List<List<String>> list = List.of( List.of("1", "2"), List.of("3", "4", "5", "6", "7")); list.stream() .flatMap(Collection::stream) .takeWhile(i -> !i.equals("4")) .forEach(System.out::println); // 1 // 2 // 3 // 5 // 6 // 7
That’s an unexpected turn of events and can be fully attributed to the original issue with Stream#flatMap.
Some time ago I did run a short poll on Twitter, most of you were quite surprised with the result:
[JDK9] What does the code print out? Answer without running
List<List<String>> list = List.of(
List.of("1", "2"),
List.of("3", "4", "5", "6", "7"));https://t.co/39UJcDeHRi()
.flatMap(Collection::stream)
.takeWhile(i -> !i.equals("4"))
.forEach(System.out::println)— Grzegorz Piwowarek (@pivovarit) March 20, 2019
Parallel Streams on Custom ForkJoinPool Instances
Update: the bugfix for this issue was backported to JDK 8 (but not JDK 9) (openjdk8u222).
There’s one commonly-known hack (that you should not be using since it relies on internal implementation details of Stream API) that makes it possible to hijack parallel Stream tasks and run them on the custom fork-join pool by running them from within your own FJP instance:
ForkJoinPool customPool = new ForkJoinPool(42); customPool.submit(() -> list.parallelStream() /*...*/);
If you thought that you managed to trick everyone already, you were partially right.

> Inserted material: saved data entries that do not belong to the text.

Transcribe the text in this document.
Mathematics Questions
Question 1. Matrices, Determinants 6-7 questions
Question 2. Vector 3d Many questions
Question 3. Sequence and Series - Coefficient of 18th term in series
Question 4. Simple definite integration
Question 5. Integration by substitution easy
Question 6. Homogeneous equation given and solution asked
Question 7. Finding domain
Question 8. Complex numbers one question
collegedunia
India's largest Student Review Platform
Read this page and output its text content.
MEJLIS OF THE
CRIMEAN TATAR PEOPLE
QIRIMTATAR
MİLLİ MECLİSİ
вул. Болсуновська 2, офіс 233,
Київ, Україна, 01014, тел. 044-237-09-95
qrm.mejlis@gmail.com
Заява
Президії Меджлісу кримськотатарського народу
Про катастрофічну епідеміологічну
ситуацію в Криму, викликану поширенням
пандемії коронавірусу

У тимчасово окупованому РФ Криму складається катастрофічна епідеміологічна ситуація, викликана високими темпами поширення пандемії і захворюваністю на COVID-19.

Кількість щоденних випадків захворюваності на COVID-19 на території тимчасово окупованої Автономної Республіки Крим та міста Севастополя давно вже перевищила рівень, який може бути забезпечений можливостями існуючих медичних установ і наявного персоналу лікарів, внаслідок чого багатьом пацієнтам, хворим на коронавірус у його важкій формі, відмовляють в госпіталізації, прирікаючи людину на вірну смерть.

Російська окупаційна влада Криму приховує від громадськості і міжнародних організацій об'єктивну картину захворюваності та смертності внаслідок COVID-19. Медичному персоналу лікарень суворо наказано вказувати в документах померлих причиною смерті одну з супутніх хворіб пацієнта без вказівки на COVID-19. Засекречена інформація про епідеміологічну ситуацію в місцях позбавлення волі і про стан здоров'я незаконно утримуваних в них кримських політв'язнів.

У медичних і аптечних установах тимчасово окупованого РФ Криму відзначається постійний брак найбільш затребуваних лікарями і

It turns out that even though tasks were running on a custom pool instance, they were still coupled to the shared pool – the size of the computation would remain in proportion to the common pool and not the custom pool – JDK-8190974.
So, even if you were using these even if you shouldn’t, the fix for that arrived in JDK10 – if you really need to use Stream API to run parallel computations, you could use parallel-collectors instead.